- Hy-Vee is switching seven of its Market Grille restaurants in the Des Moines area stores back to self-service eateries, according to the Des Moines Register. This will be a return to a similar model used by the grocer before introducing sit-down restaurants in 2012.
- The switch back to a Market Grille Express service model was in response to customer demand for “a quick-eating experience,” a Hy-Vee representative told the Des Moines Register. By the end of November, Hy-Vee will have 43 Market Grille restaurants and 76 Market Grille Express locations.
- Full-service bars will remain a part of the new Express locations, and Hy-Vee expects to retain all of their restaurant employees during the transition.
In-store dining is one of the fastest-growing segments of the grocery industry. Since 2008, sales of prepared foods, which include in-store and takeout dining, have increased 30%, according to The NPD Group. Many grocers see this a way to differentiate themselves, and to make the grocery store a place consumers want to go, not somewhere they have to go. They also allow the store to attract consumers in for a meal, and hopefully to grab a few items from the store while they are there.
Hy-Vee's Market Grille and Market Grille Express are two formats that are capitalizing on this trend. Both options feature sit-down dining and many of the same menu items. Both formats also feature a full-service bar area. But whereas Market Grille is a full-service experience, complete with wait staff, Market Grille Express features stations where customers place their orders, then have them delivered by staffers.
The difference is subtle but meaningful. As a Hy-Vee official told the Register, its Express restaurants cater to increasing consumer demand for "quick meals." This includes faster service for customers dining in-store; it also opens up an additional revenue stream with to-go orders. The model is similar to ones being adopted by restaurants across the country, including Panera and McDonald's. Even convenience stores are beginning to roll out order kiosks to complement their made-to-order food options.
In a crowded grocery industry, restaurants can help retailers stand out from the crowd. In June, Whole Foods opened its first standalone restaurant, a Brazilian fast-casual concept called The Roast, located in Atlanta. The restaurant lets customers order from digital kiosks and features a rotating lineup of seasonal dishes and ingredients.
With their craft beer, wine and flavor-forward menu items, grocery restaurants also are courting high-value millennial consumers. According to a study by Bankrate.com, 54% of millennials say they eat out three or more times each week. Along with Hy-Vee and Whole Foods, H-E-B has taken advantage of this trend with its True Texas BBQ restaurants, which operate in several stores throughout the Lone Star state. The locations offer barbecue sandwiches, ribs and chopped meats as well as barbecue breakfast tacos, served daily from 6 a.m. to 11 a.m.
Restaurants can be a tricky business for supermarket operators used to stocking shelves rather than building menus. But when done right, in-store restaurants can draw in customers who may stick around to grocery shop. The trick is getting the ideal atmosphere and food offerings. And as Hy-Vee shows, it's also about striking the right balance between experience and speed of service.
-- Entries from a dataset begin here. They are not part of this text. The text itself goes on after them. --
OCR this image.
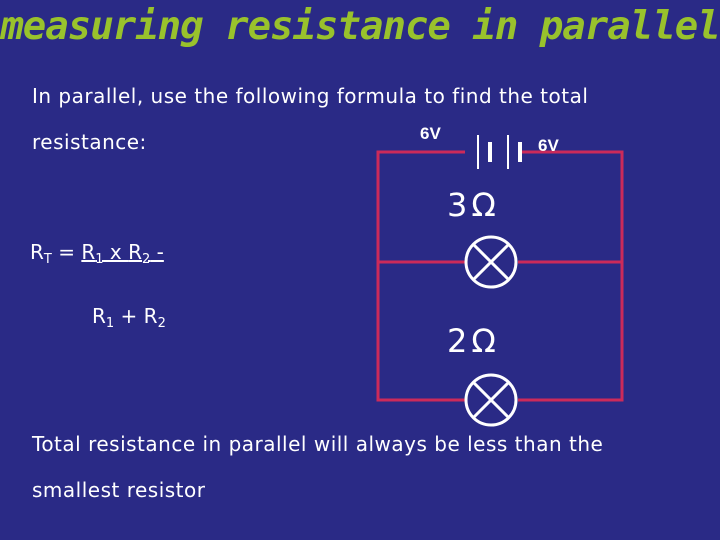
measuring resistance in parallel
In parallel, use the following formula to find the total
resistance:
$R_T = R_1$ x $R_2$ -
$R_1 + R_2$
6V
6V
3Ω
2Ω
Total resistance in parallel will always be less than the
smallest resistor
Grocery representatives say they’re making the switch back to quick service due to consumer demand. So why do shoppers at some stores want to grab a sandwich on the way out the door, while others want to sit and enjoy their just-prepared noodle bowl?
Perhaps the trend is regional. Hy-Vee operates locations in the Midwest, where consumers may view their neighborhood market as just a place to pick up groceries. A sit-down meal at a restaurant may be more of a special occasion, not a pick-me-up on a weekday evening.
Conversely, it may depend on the individual consumer. Whole Foods was an early adopter of an in-store dining experience and has done well with the concept. It may just be that Hy-Vee shoppers don’t see the value in sitting down to eat with bags of groceries in the chair next to them with items that need to be put in the refrigerator.
Or, consumers may just be in a bigger hurry than they were even five to ten years ago. Whatever the reason, Hy-Vee is responding by giving customers the grab-and-go food service they want.
It will be interesting to see if other grocery chains start converting back to fast service restaurants in the coming months. Hy-Vee may be seeing a trend that other markets haven’t caught on to yet.